Sorot Jogja – Presiden pro-Palestina lengser, Kolombia segera pulihkan hubungan dengan Israel [titlebase]. Abelardo de la Espriella, presiden terpilih Kolombia, mengumumkan rencana untuk memulihkan hubungan diplomatik penuh dengan Israel setelah dilantik pada 7 Agustus 2026. Pengumuman ini menandai pergeseran signifikan dari kebijakan luar negeri pendahulunya, Gustavo Petro, yang dikenal mendukung perjuangan Palestina.

Dalam sebuah pernyataan video, De la Espriella menyatakan, “Saya akan membuka kembali kedutaan besar Kolombia di Yerusalem,” menegaskan komitmennya untuk mendukung Israel, sebuah langkah yang berlawanan dengan kebijakan Petro yang memutuskan hubungan diplomatik dengan Israel pada Mei 2024 sebagai protes terhadap serangan militer Israel di Jalur Gaza.

Baca juga:

Pemerintahan baru Kolombia juga memutuskan untuk menghentikan rencana pembukaan kedutaan besar di Palestina, dengan De la Espriella menegaskan bahwa misi diplomatik Kolombia di wilayah tersebut tidak pernah berfungsi secara efektif. “Kami akan menangguhkan rencana tersebut sebagai bagian dari restrukturisasi jaringan diplomatik Kolombia,” ujarnya.

Dalam konteks ini, calon Menteri Luar Negeri Kolombia, Omar Bola Escobar, telah melakukan pembicaraan dengan Menteri Luar Negeri Israel, Gideon Sa’ar, di Washington. Keduanya membahas langkah-langkah untuk memulihkan hubungan diplomatik, termasuk kemungkinan penukaran duta besar dan memperluas kerja sama di bidang perdagangan dan keamanan.

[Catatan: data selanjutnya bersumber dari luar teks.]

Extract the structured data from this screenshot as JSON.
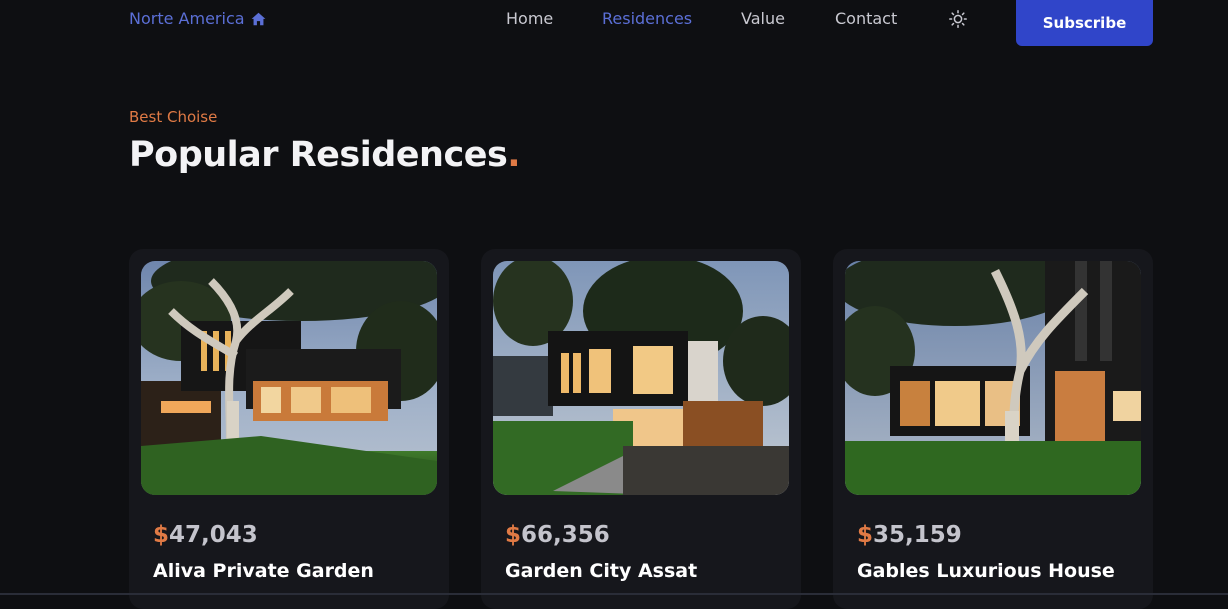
{
  "header": {
    "logo_text": "Norte America",
    "logo_icon": "home-icon",
    "nav": [
      {
        "label": "Home",
        "active": false
      },
      {
        "label": "Residences",
        "active": true
      },
      {
        "label": "Value",
        "active": false
      },
      {
        "label": "Contact",
        "active": false
      }
    ],
    "theme_icon": "sun-icon",
    "subscribe_label": "Subscribe"
  },
  "section": {
    "subtitle": "Best Choise",
    "title": "Popular Residences",
    "title_dot": "."
  },
  "cards": [
    {
      "currency": "$",
      "price": "47,043",
      "name": "Aliva Private Garden"
    },
    {
      "currency": "$",
      "price": "66,356",
      "name": "Garden City Assat"
    },
    {
      "currency": "$",
      "price": "35,159",
      "name": "Gables Luxurious House"
    }
  ],
  "colors": {
    "background": "#0e0f12",
    "card": "#16171c",
    "accent_blue": "#5b6fd6",
    "button_blue": "#3045c9",
    "accent_orange": "#e07a45"
  }
}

Rencana pemindahan kedutaan Kolombia ke Yerusalem menuai banyak kritik, mengingat status kota tersebut masih menjadi sengketa internasional. Langkah ini dianggap bertentangan dengan Resolusi Dewan Keamanan PBB Nomor 478, yang menyerukan negara-negara untuk tidak mengakui perubahan status Yerusalem yang dilakukan oleh Israel. Meskipun demikian, De la Espriella menyatakan bahwa kebijakan luar negeri Kolombia akan mengalami perubahan besar setelah pemerintahan baru mulai berkuasa, meninggalkan warisan Petro yang secara terbuka mendukung Palestina.

Baca juga:

Pada saat yang sama, De la Espriella juga mengumumkan rencana untuk menutup 14 kedutaan besar dan sekitar 15 konsulat di seluruh dunia untuk mengurangi pengeluaran birokrasi. “Sebagian besar penutupan ini tidak berarti pemutusan hubungan total, tetapi saya akan menutup kedutaan di negara-negara seperti Kuba dan Nikaragua, yang tidak akan memiliki hubungan sama sekali dengan pemerintahan saya,” ujarnya.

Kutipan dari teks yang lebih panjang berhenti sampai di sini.